La discusión en torno a la cancelación del proyecto del nuevo aeropuerto internacional de la Ciudad de México ha versado las últimas semanas sobre argumentos equívocos, no por su consistencia técnica, sino por el tipo de racionalidad sobre el que se fueron construyendo. Me explico a continuación.

En un Estado cuyos principales decisores son neoliberales y tecnócratas, lo que impera es una racionalidad economicista: se evalúan costos y beneficios desde el supuesto de que el mercado es el gran articulador de la vida social.

En esta forma de pensar, el dogma dicta que el o los responsables de tomar decisiones públicas debe apegarse estrictamente a lo que les diga la ciencia, particularmente la ciencia económica en su vertiente más ortodoxa.

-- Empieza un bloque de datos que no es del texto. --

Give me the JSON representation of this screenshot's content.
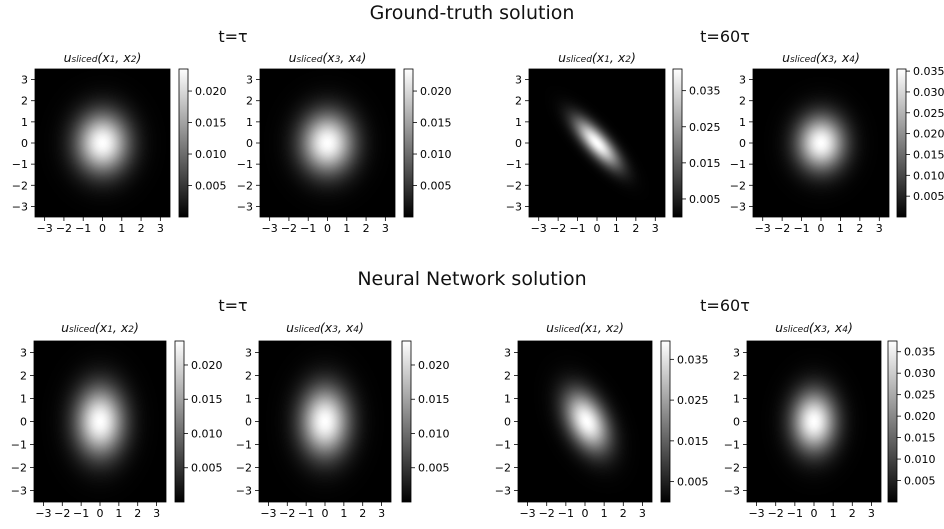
{
  "rows": [
    {
      "title": "Ground-truth solution",
      "groups": [
        {
          "label": "t=τ",
          "panels": [
            {
              "title": "u_sliced(x1, x2)",
              "vmax": 0.0235,
              "cbar_ticks": [
                0.005,
                0.01,
                0.015,
                0.02
              ],
              "cbar_labels": [
                "0.005",
                "0.010",
                "0.015",
                "0.020"
              ],
              "sx": 0.95,
              "sy": 1.0,
              "rho": 0.0,
              "cx": 0.0,
              "cy": 0.0
            },
            {
              "title": "u_sliced(x3, x4)",
              "vmax": 0.0235,
              "cbar_ticks": [
                0.005,
                0.01,
                0.015,
                0.02
              ],
              "cbar_labels": [
                "0.005",
                "0.010",
                "0.015",
                "0.020"
              ],
              "sx": 0.95,
              "sy": 1.0,
              "rho": 0.0,
              "cx": 0.0,
              "cy": 0.0
            }
          ]
        },
        {
          "label": "t=60τ",
          "panels": [
            {
              "title": "u_sliced(x1, x2)",
              "vmax": 0.041,
              "cbar_ticks": [
                0.005,
                0.015,
                0.025,
                0.035
              ],
              "cbar_labels": [
                "0.005",
                "0.015",
                "0.025",
                "0.035"
              ],
              "sx": 0.78,
              "sy": 0.78,
              "rho": -0.78,
              "cx": 0.0,
              "cy": 0.0
            },
            {
              "title": "u_sliced(x3, x4)",
              "vmax": 0.0355,
              "cbar_ticks": [
                0.005,
                0.01,
                0.015,
                0.02,
                0.025,
                0.03,
                0.035
              ],
              "cbar_labels": [
                "0.005",
                "0.010",
                "0.015",
                "0.020",
                "0.025",
                "0.030",
                "0.035"
              ],
              "sx": 0.85,
              "sy": 0.9,
              "rho": 0.0,
              "cx": 0.0,
              "cy": 0.0
            }
          ]
        }
      ]
    },
    {
      "title": "Neural Network solution",
      "groups": [
        {
          "label": "t=τ",
          "panels": [
            {
              "title": "u_sliced(x1, x2)",
              "vmax": 0.0235,
              "cbar_ticks": [
                0.005,
                0.01,
                0.015,
                0.02
              ],
              "cbar_labels": [
                "0.005",
                "0.010",
                "0.015",
                "0.020"
              ],
              "sx": 0.9,
              "sy": 1.05,
              "rho": 0.0,
              "cx": 0.0,
              "cy": 0.0
            },
            {
              "title": "u_sliced(x3, x4)",
              "vmax": 0.0235,
              "cbar_ticks": [
                0.005,
                0.01,
                0.015,
                0.02
              ],
              "cbar_labels": [
                "0.005",
                "0.010",
                "0.015",
                "0.020"
              ],
              "sx": 0.9,
              "sy": 1.05,
              "rho": 0.0,
              "cx": 0.0,
              "cy": 0.0
            }
          ]
        },
        {
          "label": "t=60τ",
          "panels": [
            {
              "title": "u_sliced(x1, x2)",
              "vmax": 0.0395,
              "cbar_ticks": [
                0.005,
                0.015,
                0.025,
                0.035
              ],
              "cbar_labels": [
                "0.005",
                "0.015",
                "0.025",
                "0.035"
              ],
              "sx": 0.8,
              "sy": 0.9,
              "rho": -0.4,
              "cx": 0.1,
              "cy": 0.0
            },
            {
              "title": "u_sliced(x3, x4)",
              "vmax": 0.0375,
              "cbar_ticks": [
                0.005,
                0.01,
                0.015,
                0.02,
                0.025,
                0.03,
                0.035
              ],
              "cbar_labels": [
                "0.005",
                "0.010",
                "0.015",
                "0.020",
                "0.025",
                "0.030",
                "0.035"
              ],
              "sx": 0.8,
              "sy": 0.92,
              "rho": 0.0,
              "cx": 0.0,
              "cy": 0.0
            }
          ]
        }
      ]
    }
  ],
  "chart_data": {
    "type": "heatmap",
    "colormap": "grayscale",
    "xlim": [
      -3.5,
      3.5
    ],
    "ylim": [
      -3.5,
      3.5
    ],
    "xticks": [
      -3,
      -2,
      -1,
      0,
      1,
      2,
      3
    ],
    "yticks": [
      -3,
      -2,
      -1,
      0,
      1,
      2,
      3
    ],
    "grid": false,
    "panels": 8,
    "peak_location": [
      0,
      0
    ]
  }
}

De este modo, quienes pensaban que la mejor opción para construir el nuevo aeropuerto era Texcoco, afirmaban sobre todo tres cosas: a) es la única opción con viabilidad técnica; b) cancelar la obra es más costoso, económicamente hablando, que continuar con ella, y c) si se cancela, los mercados podrán reaccionar de manera adversa y la credibilidad de México frente al exterior estará en riesgo.

El presidente electo puede ser lo que quieran, pero no es ni un neoliberal ni mucho menos piensa como tecnócrata.

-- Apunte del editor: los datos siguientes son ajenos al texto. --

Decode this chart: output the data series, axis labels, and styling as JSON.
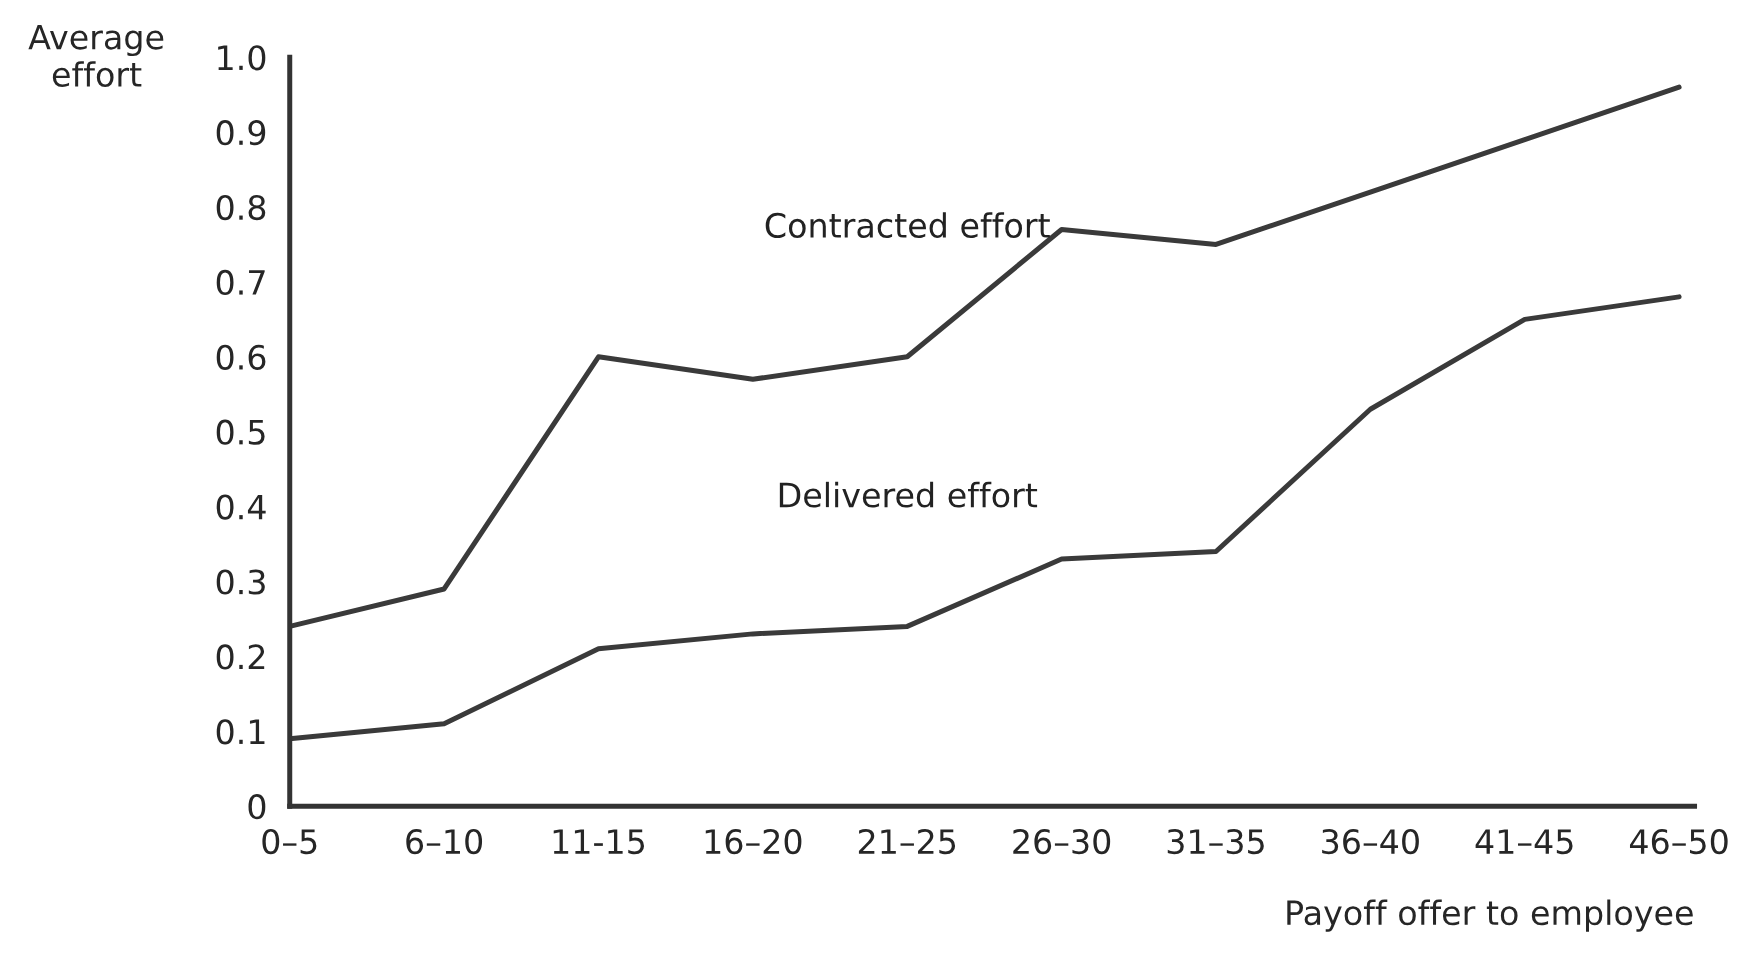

Quienes argumentaban y siguen argumentando en ese sentido tienen razón, en el marco de referencia del pensamiento neoliberal; pero el problema es que nunca entendieron, ni durante la campaña ni después del triunfo de López Obrador, que el presidente electo puede ser lo que quieran, pero no es ni un neoliberal ni mucho menos piensa como tecnócrata.

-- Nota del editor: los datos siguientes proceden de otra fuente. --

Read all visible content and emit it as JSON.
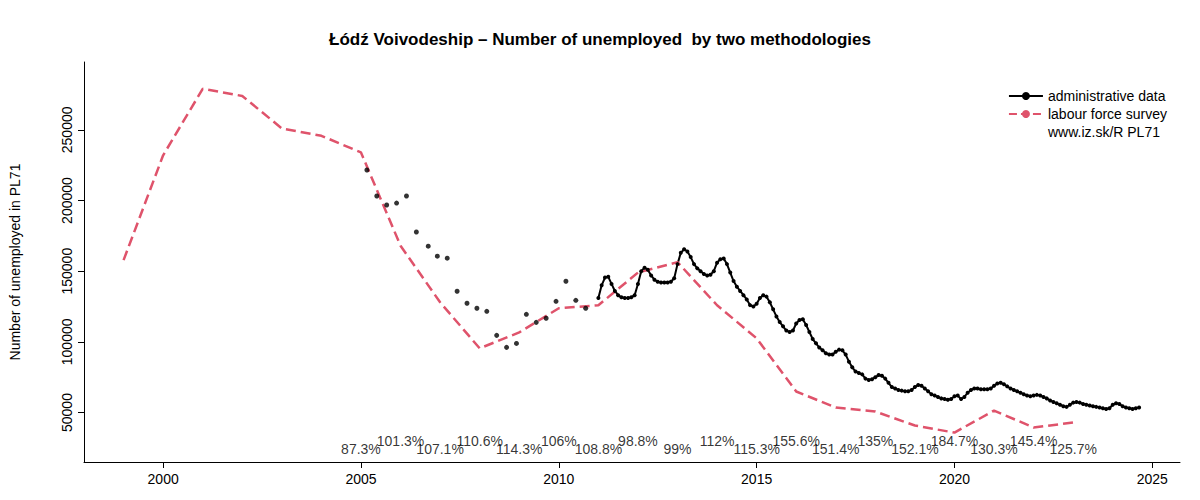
{
  "chart_data": {
    "type": "line",
    "title": "Łódź Voivodeship – Number of unemployed  by two methodologies",
    "y_label": "Number of unemployed in PL71",
    "source_note": "www.iz.sk/R PL71",
    "legend": "topright",
    "grid": false,
    "xlim": [
      1998,
      2025.7
    ],
    "xticks": [
      2000,
      2005,
      2010,
      2015,
      2020,
      2025
    ],
    "ylim": [
      15000,
      298000
    ],
    "yticks": [
      50000,
      100000,
      150000,
      200000,
      250000
    ],
    "series": [
      {
        "name": "administrative data",
        "type": "line",
        "color": "#000000",
        "marker": "circle",
        "line_style": "solid",
        "x": [
          2011.0,
          2011.083,
          2011.167,
          2011.25,
          2011.333,
          2011.417,
          2011.5,
          2011.583,
          2011.667,
          2011.75,
          2011.833,
          2011.917,
          2012.0,
          2012.083,
          2012.167,
          2012.25,
          2012.333,
          2012.417,
          2012.5,
          2012.583,
          2012.667,
          2012.75,
          2012.833,
          2012.917,
          2013.0,
          2013.083,
          2013.167,
          2013.25,
          2013.333,
          2013.417,
          2013.5,
          2013.583,
          2013.667,
          2013.75,
          2013.833,
          2013.917,
          2014.0,
          2014.083,
          2014.167,
          2014.25,
          2014.333,
          2014.417,
          2014.5,
          2014.583,
          2014.667,
          2014.75,
          2014.833,
          2014.917,
          2015.0,
          2015.083,
          2015.167,
          2015.25,
          2015.333,
          2015.417,
          2015.5,
          2015.583,
          2015.667,
          2015.75,
          2015.833,
          2015.917,
          2016.0,
          2016.083,
          2016.167,
          2016.25,
          2016.333,
          2016.417,
          2016.5,
          2016.583,
          2016.667,
          2016.75,
          2016.833,
          2016.917,
          2017.0,
          2017.083,
          2017.167,
          2017.25,
          2017.333,
          2017.417,
          2017.5,
          2017.583,
          2017.667,
          2017.75,
          2017.833,
          2017.917,
          2018.0,
          2018.083,
          2018.167,
          2018.25,
          2018.333,
          2018.417,
          2018.5,
          2018.583,
          2018.667,
          2018.75,
          2018.833,
          2018.917,
          2019.0,
          2019.083,
          2019.167,
          2019.25,
          2019.333,
          2019.417,
          2019.5,
          2019.583,
          2019.667,
          2019.75,
          2019.833,
          2019.917,
          2020.0,
          2020.083,
          2020.167,
          2020.25,
          2020.333,
          2020.417,
          2020.5,
          2020.583,
          2020.667,
          2020.75,
          2020.833,
          2020.917,
          2021.0,
          2021.083,
          2021.167,
          2021.25,
          2021.333,
          2021.417,
          2021.5,
          2021.583,
          2021.667,
          2021.75,
          2021.833,
          2021.917,
          2022.0,
          2022.083,
          2022.167,
          2022.25,
          2022.333,
          2022.417,
          2022.5,
          2022.583,
          2022.667,
          2022.75,
          2022.833,
          2022.917,
          2023.0,
          2023.083,
          2023.167,
          2023.25,
          2023.333,
          2023.417,
          2023.5,
          2023.583,
          2023.667,
          2023.75,
          2023.833,
          2023.917,
          2024.0,
          2024.083,
          2024.167,
          2024.25,
          2024.333,
          2024.417,
          2024.5,
          2024.583,
          2024.667
        ],
        "values": [
          131000,
          140000,
          145500,
          146000,
          141000,
          136000,
          133000,
          131500,
          131000,
          131000,
          131500,
          133000,
          141000,
          150000,
          152500,
          151000,
          147000,
          144000,
          142500,
          142000,
          142000,
          142000,
          142500,
          145000,
          155000,
          163000,
          165500,
          164000,
          160000,
          155000,
          152000,
          150000,
          148000,
          147000,
          147500,
          150000,
          156000,
          158500,
          159000,
          155000,
          149000,
          143000,
          139000,
          136000,
          133000,
          130000,
          126000,
          125000,
          127000,
          131000,
          133000,
          132000,
          128000,
          123000,
          118000,
          114000,
          111000,
          108000,
          107000,
          108000,
          113000,
          115500,
          116000,
          112000,
          107000,
          102000,
          99000,
          96000,
          94000,
          92000,
          91000,
          91000,
          93000,
          94500,
          94000,
          91000,
          86000,
          82000,
          79000,
          78000,
          77000,
          74000,
          73000,
          73500,
          75000,
          76500,
          76000,
          74000,
          71000,
          68000,
          67000,
          66000,
          65500,
          65000,
          65000,
          66000,
          68000,
          69500,
          69000,
          67000,
          65000,
          63000,
          62000,
          61000,
          60000,
          59500,
          59000,
          59500,
          61500,
          62000,
          59500,
          61000,
          64000,
          66000,
          67000,
          67000,
          66500,
          66500,
          66500,
          67000,
          69000,
          70500,
          71000,
          70000,
          68500,
          67000,
          66000,
          65000,
          64000,
          63000,
          62000,
          61500,
          62000,
          62500,
          62000,
          61000,
          60000,
          58500,
          57500,
          56500,
          55500,
          54500,
          54000,
          55500,
          57000,
          57500,
          57000,
          56000,
          55500,
          55000,
          54500,
          54000,
          53500,
          53000,
          52500,
          53000,
          55500,
          56500,
          56000,
          54500,
          53500,
          53000,
          52500,
          53000,
          53500
        ]
      },
      {
        "name": "administrative data",
        "type": "scatter",
        "color": "#000000",
        "marker": "circle",
        "x": [
          2005.15,
          2005.4,
          2005.65,
          2005.9,
          2006.15,
          2006.4,
          2006.7,
          2006.93,
          2007.18,
          2007.43,
          2007.68,
          2007.93,
          2008.18,
          2008.43,
          2008.68,
          2008.93,
          2009.18,
          2009.43,
          2009.68,
          2009.93,
          2010.18,
          2010.43,
          2010.68
        ],
        "values": [
          221600,
          203200,
          196800,
          198200,
          203200,
          177700,
          167700,
          160600,
          159200,
          135800,
          127300,
          123800,
          121600,
          104600,
          96100,
          98900,
          119500,
          113800,
          116700,
          128700,
          142900,
          129400,
          123800
        ]
      },
      {
        "name": "labour force survey",
        "type": "line",
        "color": "#DF536B",
        "marker": "none",
        "line_style": "dashed",
        "x": [
          1999,
          2000,
          2001,
          2002,
          2003,
          2004,
          2005,
          2006,
          2007,
          2008,
          2009,
          2010,
          2011,
          2012,
          2013,
          2014,
          2015,
          2016,
          2017,
          2018,
          2019,
          2020,
          2021,
          2022,
          2023
        ],
        "values": [
          157800,
          232000,
          279000,
          274000,
          251000,
          245800,
          234000,
          168000,
          128000,
          95400,
          106700,
          123800,
          125900,
          149000,
          156400,
          125900,
          102500,
          64900,
          53500,
          50700,
          40800,
          35800,
          51400,
          39400,
          42900
        ]
      }
    ],
    "annotations": [
      {
        "x": 2005,
        "y": 24000,
        "text": "87.3%"
      },
      {
        "x": 2006,
        "y": 30000,
        "text": "101.3%"
      },
      {
        "x": 2007,
        "y": 24000,
        "text": "107.1%"
      },
      {
        "x": 2008,
        "y": 30000,
        "text": "110.6%"
      },
      {
        "x": 2009,
        "y": 24000,
        "text": "114.3%"
      },
      {
        "x": 2010,
        "y": 30000,
        "text": "106%"
      },
      {
        "x": 2011,
        "y": 24000,
        "text": "108.8%"
      },
      {
        "x": 2012,
        "y": 30000,
        "text": "98.8%"
      },
      {
        "x": 2013,
        "y": 24000,
        "text": "99%"
      },
      {
        "x": 2014,
        "y": 30000,
        "text": "112%"
      },
      {
        "x": 2015,
        "y": 24000,
        "text": "115.3%"
      },
      {
        "x": 2016,
        "y": 30000,
        "text": "155.6%"
      },
      {
        "x": 2017,
        "y": 24000,
        "text": "151.4%"
      },
      {
        "x": 2018,
        "y": 30000,
        "text": "135%"
      },
      {
        "x": 2019,
        "y": 24000,
        "text": "152.1%"
      },
      {
        "x": 2020,
        "y": 30000,
        "text": "184.7%"
      },
      {
        "x": 2021,
        "y": 24000,
        "text": "130.3%"
      },
      {
        "x": 2022,
        "y": 30000,
        "text": "145.4%"
      },
      {
        "x": 2023,
        "y": 24000,
        "text": "125.7%"
      }
    ]
  }
}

Siguiendo con el argumento, la decisión de cancelar Texcoco es un error financiero y técnico de grandes proporciones: nos dicen que perderemos los 40 mil millones de pesos que se han invertido hasta ahora, más 100 mil millones que estaban ya comprometidos y que se estima deberán pagarse por contratos cancelados.

Más allá de las cifras, lo que olvidan quienes así piensan -otra vez, con razón en la lógica tecnocrática- es que esta decisión no forma parte de la racionalidad económica, sino de la estrictamente política. O, si me apuran, es una decisión que se da en el marco de la racionalidad de economía política que tienen el presidente electo y su equipo de trabajo.

En esta lógica, la pregunta correcta no es -y esto para comprender qué fue lo que pasó- cuánto se iba a perder en términos económicos si se cancelaba la obra de Texcoco, sino cuáles son los márgenes de maniobra política de que dispondrá el nuevo presidente si cede a las presiones de los grupos inversionistas. Y cuáles, en contrapartida, si decidía construir las famosas dos pistas en la base aérea de Santa Lucía.

Esta decisión no forma parte de la racionalidad económica, sino de la estrictamente política.

Maquiavelo nos ha enseñado, desde hace 500 años, que el poder no se comparte; y en una racionalidad estrictamente política, López Obrador no tenía por qué compartir el poder de decisión del Estado -aún sin tomar posesión formal del cargo- con quienes han monopolizado las decisiones económicas y políticas en México en los últimos 30 años.

Otra premisa fundamental en la racionalidad estrictamente política es que con el poder del Estado no se juega, y mucho menos se le amenaza al Estado. Esto opera tanto en regímenes autoritarios como en los democráticos; en estos últimos, por supuesto, el poder de decisión del Estado tiene que privilegiar la protección del interés general, por sobre los intereses de los particulares, por más legítimos que estos sean.

Tienen parcial razón quienes argumentan que esta decisión es un guiño que López Obrador hace a su electorado y a sus bases para mantenerlas activas y con sentido de unidad en torno a su proyecto; sin embargo, lo que parece más bien estar en el fondo es un cambio en las reglas del juego y ese parece ser el mensaje que el presidente electo está enviando al capital privado.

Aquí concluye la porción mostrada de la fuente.